Un encours stable en 2020

L’encours de l’assurance vie a atteint à la fin de l’année 2020, 1 789 milliards d’euros. Ce produit d’épargne demeure de loin le premier placement des ménages. Cet encours est resté stable sur l’année, la décollecte étant compensée par les rendements de l’épargne placée.

2021, la prudence de mise

Dans un contexte peu porteur pour l’épargne de long terme et de taux, l’assurance vie a fort logiquement connu, en 2020, une décollecte. Celle-ci s’est construite surtout au moment du premier confinement. L’ouverture des établissements financiers durant le deuxième confinement a permis de limiter la décollecte au mois de novembre. La réorganisation des réseaux commerciaux avec le recours à la visioconférence et au téléphone explique le processus de normalisation qui s’est engagé à partir de l’été. L’année 2020 a été également marquée pour l’assurance vie par le maintien d’une forte souscription d’unités de compte. Lors des précédentes crises, la proportion d’unités de compte chutait fortement. Cette année, les épargnants ne sont pas sortis massivement des produits dits risqués ; ils ont diminué leurs versements mais n’ont pas effectuer des retraits.

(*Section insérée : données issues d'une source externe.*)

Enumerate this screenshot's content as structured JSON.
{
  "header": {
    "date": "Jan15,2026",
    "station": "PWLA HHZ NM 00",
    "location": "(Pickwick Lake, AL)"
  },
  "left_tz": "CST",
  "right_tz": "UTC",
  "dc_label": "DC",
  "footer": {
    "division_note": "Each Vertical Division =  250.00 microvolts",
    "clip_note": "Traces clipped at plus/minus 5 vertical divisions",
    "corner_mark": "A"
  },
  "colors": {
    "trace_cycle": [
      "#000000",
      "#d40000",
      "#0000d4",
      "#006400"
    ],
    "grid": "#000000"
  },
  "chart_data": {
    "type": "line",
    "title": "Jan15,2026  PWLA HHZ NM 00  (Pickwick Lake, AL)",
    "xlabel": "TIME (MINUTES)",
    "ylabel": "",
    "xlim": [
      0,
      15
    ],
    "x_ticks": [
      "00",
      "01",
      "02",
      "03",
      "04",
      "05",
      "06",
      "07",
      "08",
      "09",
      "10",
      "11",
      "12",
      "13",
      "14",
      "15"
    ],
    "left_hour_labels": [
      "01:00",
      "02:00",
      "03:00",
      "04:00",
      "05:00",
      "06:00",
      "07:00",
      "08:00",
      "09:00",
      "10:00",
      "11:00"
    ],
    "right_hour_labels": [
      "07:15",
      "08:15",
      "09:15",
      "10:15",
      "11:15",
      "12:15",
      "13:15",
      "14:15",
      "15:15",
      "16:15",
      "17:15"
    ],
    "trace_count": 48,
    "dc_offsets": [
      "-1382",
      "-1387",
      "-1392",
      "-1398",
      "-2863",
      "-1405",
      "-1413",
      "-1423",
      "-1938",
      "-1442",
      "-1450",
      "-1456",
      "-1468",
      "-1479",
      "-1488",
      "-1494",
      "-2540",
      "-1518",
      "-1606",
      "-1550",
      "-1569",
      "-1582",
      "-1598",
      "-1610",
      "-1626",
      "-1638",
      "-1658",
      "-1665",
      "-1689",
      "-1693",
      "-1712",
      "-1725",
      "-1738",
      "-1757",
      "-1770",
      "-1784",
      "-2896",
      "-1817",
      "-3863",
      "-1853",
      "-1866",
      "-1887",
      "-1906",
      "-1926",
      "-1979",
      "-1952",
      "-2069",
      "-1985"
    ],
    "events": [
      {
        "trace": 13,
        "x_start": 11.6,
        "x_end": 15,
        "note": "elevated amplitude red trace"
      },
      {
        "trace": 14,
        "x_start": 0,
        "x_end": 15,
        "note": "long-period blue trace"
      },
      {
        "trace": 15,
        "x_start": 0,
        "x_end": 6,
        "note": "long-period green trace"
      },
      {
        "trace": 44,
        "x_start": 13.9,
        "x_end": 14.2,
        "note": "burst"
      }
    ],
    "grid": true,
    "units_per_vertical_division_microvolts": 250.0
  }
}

En 2021, la prudence devrait rester de mise au cours du premier semestre en raison de la persistance de l’épidémie. Les ménages joueront toujours la carte de l’épargne de précaution. La réorientation d’une partie de l’épargne liquide, de précaution, vers l’assurance vie interviendra certainement au second semestre. La baisse des taux de rendement des fonds euros qui est un peu moins forte que prévu ne devrait pas avoir de lourdes incidences sur la collecte, les unités de comptes devraient maintenir le cap d’autant plus que les marchés « actions » demeurent pour le moment bien orientés.